Ils plaident par ailleurs la déloyauté de la banque dans la mise en 'uvre de la déchéance du terme dés lors que le non paiement des échéances n'a pas résulté de la défaillance de M. [E] dans le remboursement du prêt immobilier mais d'un défaut de prélèvement des échéances mensuelles dudit prêt par la [Adresse 9], à la suite à sa déclaration de créances au passif de son EIRL.
Ils en concluent que le constat de déchéance du terme prononcé par courrier du 10 novembre 2020 et le commandement de payer valant saisie immobilière, émis par la caisse de Crédit Mutuel de [Localité 12] en mars 2021, sont nuls.
Cependant, l'article R 311-5 du code des procédures civiles d'exécution énonce que : « A peine d'irrecevabilité prononcée d'office, aucune contestation ni aucune demande incidente ne peut, sauf dispositions contraires, être formée après l'audience d'orientation prévue à l'article R. 322-15 à moins qu'elle porte sur les actes de procédure postérieurs à celle-ci. Dans ce cas, la contestation ou la demande incidente est formée dans un délai de quinze jours à compter de la notification de l'acte. »

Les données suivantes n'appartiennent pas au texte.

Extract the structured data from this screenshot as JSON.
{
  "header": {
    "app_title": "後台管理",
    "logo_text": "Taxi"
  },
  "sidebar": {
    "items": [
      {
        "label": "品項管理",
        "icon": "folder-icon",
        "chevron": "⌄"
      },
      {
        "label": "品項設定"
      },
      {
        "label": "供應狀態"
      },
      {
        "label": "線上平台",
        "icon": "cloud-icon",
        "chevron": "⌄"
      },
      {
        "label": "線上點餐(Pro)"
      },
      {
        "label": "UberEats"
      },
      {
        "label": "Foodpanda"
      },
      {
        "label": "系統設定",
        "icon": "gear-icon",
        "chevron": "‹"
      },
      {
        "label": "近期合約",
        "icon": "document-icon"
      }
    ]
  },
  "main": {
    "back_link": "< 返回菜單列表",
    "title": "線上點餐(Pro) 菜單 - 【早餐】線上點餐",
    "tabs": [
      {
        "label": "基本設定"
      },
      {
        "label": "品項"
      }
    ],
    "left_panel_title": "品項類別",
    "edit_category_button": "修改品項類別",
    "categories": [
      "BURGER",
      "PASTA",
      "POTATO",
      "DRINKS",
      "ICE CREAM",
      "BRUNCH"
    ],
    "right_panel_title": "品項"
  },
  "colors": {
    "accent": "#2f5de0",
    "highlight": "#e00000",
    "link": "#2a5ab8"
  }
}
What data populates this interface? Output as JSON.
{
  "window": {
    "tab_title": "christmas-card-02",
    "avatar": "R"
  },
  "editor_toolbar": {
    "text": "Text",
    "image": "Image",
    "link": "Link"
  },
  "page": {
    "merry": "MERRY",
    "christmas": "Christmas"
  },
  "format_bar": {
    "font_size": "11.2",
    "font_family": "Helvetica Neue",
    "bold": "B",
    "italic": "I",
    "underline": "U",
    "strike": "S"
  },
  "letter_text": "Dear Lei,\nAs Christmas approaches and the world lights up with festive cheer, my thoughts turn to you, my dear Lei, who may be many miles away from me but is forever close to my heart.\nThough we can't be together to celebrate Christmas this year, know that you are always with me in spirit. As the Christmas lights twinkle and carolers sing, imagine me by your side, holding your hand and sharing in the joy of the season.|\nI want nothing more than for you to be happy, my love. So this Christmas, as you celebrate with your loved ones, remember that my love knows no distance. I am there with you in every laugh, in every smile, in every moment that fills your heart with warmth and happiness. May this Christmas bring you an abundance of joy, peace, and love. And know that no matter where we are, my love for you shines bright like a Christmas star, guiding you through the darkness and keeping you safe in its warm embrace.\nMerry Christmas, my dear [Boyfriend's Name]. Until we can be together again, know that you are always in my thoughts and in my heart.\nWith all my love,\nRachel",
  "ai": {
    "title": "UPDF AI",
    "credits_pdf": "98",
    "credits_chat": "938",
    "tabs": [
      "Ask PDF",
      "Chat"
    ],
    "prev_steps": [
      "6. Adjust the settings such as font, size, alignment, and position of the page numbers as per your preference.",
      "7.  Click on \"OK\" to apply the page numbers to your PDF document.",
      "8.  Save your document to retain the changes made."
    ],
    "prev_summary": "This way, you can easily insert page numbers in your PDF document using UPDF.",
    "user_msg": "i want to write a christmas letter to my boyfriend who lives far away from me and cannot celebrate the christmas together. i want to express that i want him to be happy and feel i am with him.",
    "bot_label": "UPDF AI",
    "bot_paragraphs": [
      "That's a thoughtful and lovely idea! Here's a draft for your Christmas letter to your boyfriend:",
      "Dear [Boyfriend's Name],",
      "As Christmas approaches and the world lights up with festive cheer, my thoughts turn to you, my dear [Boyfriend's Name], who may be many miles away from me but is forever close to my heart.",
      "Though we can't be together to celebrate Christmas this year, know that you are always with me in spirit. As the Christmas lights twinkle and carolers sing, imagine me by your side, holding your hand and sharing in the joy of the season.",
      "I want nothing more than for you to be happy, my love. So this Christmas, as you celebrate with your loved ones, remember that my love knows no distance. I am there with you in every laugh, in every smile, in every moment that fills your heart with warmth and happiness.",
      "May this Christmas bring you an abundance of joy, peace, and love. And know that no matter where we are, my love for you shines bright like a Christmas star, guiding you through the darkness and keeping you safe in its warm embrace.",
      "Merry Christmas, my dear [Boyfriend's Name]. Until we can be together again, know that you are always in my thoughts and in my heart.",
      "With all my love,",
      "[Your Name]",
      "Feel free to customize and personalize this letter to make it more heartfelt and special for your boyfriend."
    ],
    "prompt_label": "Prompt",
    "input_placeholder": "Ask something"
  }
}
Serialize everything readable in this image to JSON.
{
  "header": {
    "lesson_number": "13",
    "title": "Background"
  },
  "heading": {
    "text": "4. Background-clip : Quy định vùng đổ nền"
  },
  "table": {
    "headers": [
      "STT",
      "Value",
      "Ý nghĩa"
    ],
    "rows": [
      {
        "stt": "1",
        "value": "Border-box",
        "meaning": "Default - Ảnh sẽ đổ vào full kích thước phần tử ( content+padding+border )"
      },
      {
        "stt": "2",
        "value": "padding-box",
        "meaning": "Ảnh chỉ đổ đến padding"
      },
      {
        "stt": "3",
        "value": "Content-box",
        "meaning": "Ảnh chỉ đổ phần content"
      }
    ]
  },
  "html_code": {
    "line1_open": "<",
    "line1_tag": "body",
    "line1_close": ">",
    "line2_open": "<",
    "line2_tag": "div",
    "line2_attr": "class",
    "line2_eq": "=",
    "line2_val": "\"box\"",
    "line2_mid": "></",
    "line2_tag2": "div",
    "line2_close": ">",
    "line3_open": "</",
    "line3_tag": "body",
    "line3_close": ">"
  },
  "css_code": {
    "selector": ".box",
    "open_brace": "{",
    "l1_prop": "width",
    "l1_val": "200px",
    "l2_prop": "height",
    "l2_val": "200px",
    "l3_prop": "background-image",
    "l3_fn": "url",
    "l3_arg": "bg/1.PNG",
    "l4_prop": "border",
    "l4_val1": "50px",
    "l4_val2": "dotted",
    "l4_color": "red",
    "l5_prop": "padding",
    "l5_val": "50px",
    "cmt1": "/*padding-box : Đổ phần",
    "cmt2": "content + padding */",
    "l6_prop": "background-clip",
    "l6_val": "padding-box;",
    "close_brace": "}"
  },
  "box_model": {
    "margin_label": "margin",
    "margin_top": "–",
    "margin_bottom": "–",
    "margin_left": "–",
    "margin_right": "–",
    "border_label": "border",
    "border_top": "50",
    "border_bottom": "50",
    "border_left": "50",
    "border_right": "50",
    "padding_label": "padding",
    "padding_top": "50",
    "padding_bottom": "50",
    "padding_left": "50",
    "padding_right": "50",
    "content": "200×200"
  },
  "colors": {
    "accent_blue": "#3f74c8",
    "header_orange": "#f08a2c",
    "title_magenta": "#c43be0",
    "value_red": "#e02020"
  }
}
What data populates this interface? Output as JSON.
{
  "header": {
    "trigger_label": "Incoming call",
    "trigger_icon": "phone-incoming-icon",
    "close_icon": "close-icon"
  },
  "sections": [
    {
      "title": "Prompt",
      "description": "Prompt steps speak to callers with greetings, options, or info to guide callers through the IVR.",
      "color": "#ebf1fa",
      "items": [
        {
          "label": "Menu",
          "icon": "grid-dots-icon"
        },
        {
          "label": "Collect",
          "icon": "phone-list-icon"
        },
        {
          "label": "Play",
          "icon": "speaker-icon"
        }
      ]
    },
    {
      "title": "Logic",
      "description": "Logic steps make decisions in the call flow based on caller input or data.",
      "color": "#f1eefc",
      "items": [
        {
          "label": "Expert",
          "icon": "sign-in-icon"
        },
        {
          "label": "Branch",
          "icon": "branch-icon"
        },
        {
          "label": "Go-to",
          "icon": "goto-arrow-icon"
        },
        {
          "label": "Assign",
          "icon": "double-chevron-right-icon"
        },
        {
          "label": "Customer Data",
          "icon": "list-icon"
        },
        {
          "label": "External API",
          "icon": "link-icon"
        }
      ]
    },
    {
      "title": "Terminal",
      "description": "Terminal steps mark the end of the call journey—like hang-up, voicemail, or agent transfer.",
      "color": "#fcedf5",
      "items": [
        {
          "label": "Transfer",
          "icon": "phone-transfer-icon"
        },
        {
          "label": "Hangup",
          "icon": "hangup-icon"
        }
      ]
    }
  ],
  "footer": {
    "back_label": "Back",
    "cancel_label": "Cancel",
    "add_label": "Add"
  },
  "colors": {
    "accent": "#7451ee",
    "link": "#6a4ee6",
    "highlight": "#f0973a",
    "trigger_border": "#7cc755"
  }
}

En cause d'appel, M. et Mme [E] formulent pour la première fois des contestations et demandes dont ils n'avaient pas saisi le juge de l'exécution du tribunal judiciaire de Lorient en première instance, lesquelles sont ainsi postérieures à l'audience d'orientation. Ces nouvelles contestations et demandes ne portent pas sur des actes de procédure postérieurs à l'audience d'orientation du juge de l'exécution du tribunal judiciaire de Lorient. Elles sont par conséquent irrecevables par application des dispositions précitées.
Au total, la cour n'est saisie d'aucune contestation par les époux [E] ni d'aucune demande de vente amiable.
Le premier juge a justement retenu en application des dispositions des articles L. 311-1 et suivants et R.321-1 et suivants du code des procédures civiles d'exécution, que la saisie était poursuivie sur un bien immobilier en vertu d'un titre exécutoire constatant une créance liquide et exigible et d'un commandement de payer régulier, de sorte que les conditions légales de la saisie immobilière étaient réunies.
Le jugement déféré sera par conséquent confirmé en toutes ses dispositions.
Les dépens d'appel seront employés en frais privilégiés de vente.
Succombant de nouveau en cause d'appel, les époux [E] seront déboutés de leur demande sur le fondement de l'article 700 du code de procédure civile.
Au regard de la situation économique respective des parties, la caisse de Crédit Mutuel de [Localité 12] sera déboutée de sa demande sur ce même fondement.
PAR CES MOTIFS
La cour,
Déclare irrecevable les contestations soulevées par M. [D] [E] et Mme [Y] [E] pour la première fois en cause d'appel et postérieurement à l'audience d'orientation ;
Confirme en toutes ses dispositions le jugement du juge de l'exécution du tribunal judiciaire de Lorient du 27 janvier 2022 ;
Déboute M. [D] [E] et Mme [Y] [E] de leur demande sur le fondement de l'article 700 du code de procédure civile ;
Déboute la caisse de Crédit Mutuel de [Localité 12] de sa demande sur le fondement de l'article 700 du code de procédure civile;
Dit que les dépens d'appel seront employés en frais privilégiés de vente ;
Renvoie l'affaire au juge de l'exécution du tribunal judiciaire de Lorient aux fins de fixation de l'audience d'ajudication dans les quatre mois du présent arrêt.